Further, the theory could be said to go deeper in that if one adds the values of the two estates (owner's leased fee and tenants leasehold) you end up with fee simple. Unfortunately that may also not always be true. Even USPAP tells us not to add together two partial estates to get the value of the whole, so I guess that also applies to the types of estates.

As to the values, the leasehold must be below market for there to be a measureable value to it (apart from the intrinsic part of just being able to use the property). So, the value of the leasehold can be derived by capitalizing the rent differential.

I am guessing the complications are why we generally approach this from the fee simple perspective. 1-2 years on a lease may be said to be immaterial to fee simple (not stating- just musing). But if the lease is long enough to truly impact the ownership rights then I gues it ought to be approached from the two estate viewpoint.

And now Moh notes that many Native American tribes have land holdings rented out to condo projects so those are leaseholds anyway (true). So you could begin with fee simple and then have it impacted by two other estates- the leashold of the tenant and the leased fee of the land owner along with the estate of the condo owner (leased fee).

And in Hawaii, there are many buildings in which some of the condos are owned in fee simple and some others in which they still lease their "portion" of the land! I know that flies in the face of logic but I assure you they exist and are really quite common there. Then toss in the rental income many get from renting out their units short term- week, month, season- and you get a condotel!

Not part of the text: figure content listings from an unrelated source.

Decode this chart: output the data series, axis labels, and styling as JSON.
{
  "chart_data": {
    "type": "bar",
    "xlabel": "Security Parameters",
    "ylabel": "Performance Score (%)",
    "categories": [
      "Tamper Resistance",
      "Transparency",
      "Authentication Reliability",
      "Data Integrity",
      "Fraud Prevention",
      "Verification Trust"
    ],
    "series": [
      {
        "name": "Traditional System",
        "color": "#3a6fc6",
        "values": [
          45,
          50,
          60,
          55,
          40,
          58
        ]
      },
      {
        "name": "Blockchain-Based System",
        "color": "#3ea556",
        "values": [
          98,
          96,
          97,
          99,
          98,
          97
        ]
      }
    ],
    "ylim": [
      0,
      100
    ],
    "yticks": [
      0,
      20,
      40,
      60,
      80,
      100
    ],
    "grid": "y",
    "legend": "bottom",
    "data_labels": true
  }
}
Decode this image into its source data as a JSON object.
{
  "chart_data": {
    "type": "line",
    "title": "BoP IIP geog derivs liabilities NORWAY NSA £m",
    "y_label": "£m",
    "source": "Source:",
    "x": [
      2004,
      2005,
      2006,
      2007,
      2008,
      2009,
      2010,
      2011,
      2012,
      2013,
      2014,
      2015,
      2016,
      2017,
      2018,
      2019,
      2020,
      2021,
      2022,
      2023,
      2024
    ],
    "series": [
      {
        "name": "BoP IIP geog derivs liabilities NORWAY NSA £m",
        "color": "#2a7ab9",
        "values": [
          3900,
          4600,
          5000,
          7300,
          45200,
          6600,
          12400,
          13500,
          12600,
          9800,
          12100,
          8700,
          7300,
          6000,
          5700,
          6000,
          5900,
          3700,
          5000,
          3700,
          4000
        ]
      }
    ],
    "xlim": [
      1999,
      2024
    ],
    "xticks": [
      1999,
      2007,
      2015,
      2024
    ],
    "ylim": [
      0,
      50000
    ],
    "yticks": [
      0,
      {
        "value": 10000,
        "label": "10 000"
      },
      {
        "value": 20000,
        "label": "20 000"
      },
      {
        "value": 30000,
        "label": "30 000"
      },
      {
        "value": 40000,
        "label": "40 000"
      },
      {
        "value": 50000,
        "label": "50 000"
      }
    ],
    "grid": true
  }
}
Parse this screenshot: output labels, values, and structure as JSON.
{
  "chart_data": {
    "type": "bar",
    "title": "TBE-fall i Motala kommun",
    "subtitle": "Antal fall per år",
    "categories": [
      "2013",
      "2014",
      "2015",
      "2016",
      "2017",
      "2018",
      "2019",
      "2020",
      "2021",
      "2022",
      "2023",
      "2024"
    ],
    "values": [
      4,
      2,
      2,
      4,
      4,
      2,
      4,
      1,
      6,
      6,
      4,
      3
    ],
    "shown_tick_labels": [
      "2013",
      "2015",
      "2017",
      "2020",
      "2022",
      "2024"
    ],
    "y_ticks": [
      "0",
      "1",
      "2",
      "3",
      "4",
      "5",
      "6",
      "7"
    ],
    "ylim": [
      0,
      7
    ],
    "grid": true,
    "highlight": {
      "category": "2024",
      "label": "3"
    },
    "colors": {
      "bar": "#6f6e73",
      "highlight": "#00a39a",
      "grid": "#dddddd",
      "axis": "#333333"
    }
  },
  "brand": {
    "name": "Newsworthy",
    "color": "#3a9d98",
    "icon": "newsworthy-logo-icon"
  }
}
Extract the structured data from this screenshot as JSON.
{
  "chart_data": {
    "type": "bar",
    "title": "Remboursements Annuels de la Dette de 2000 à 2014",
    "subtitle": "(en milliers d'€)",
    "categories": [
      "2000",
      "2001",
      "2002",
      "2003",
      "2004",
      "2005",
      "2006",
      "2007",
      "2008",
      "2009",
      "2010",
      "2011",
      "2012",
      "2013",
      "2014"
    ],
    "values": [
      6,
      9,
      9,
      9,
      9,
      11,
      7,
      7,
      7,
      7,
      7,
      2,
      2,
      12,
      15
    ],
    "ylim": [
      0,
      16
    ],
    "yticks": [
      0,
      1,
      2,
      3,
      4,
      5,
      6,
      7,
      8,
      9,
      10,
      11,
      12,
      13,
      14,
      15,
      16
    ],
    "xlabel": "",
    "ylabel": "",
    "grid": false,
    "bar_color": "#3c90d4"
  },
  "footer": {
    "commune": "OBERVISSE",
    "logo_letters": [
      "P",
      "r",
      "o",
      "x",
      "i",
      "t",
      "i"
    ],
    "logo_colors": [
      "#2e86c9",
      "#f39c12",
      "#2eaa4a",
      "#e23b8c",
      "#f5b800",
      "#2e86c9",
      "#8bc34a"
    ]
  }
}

So, the way I'd approach all this is to find out how long the lease is, If typical residential (2 years or less) I'd just go with fee simple and disclose thye lease situation and let the client decide. If the clinet wants you to get deeper into it, then I see one solution- higher fee!::flowers:

Brad
 
Brad,

But, in practical terms no one that I know of has actually ever delineated just what the term of said lease must be.
In a practical terms, the term of said lease must be very specific and in writing because the lease is a written contract by which an owner of an asset like a home, a condo or an apartment grants a tenant the right to the exclusive possession and use of that asset for a specified time and under specific conditions for specific periodic rents. A long-term written lease creates a leasehold interest, which can be mortgaged or traded. A short term written lease, although, with the same leasehold interest and right is not practically tradable or mortgageable because the lessee’s rights and interest is going revert back to the lessor in a short period of time.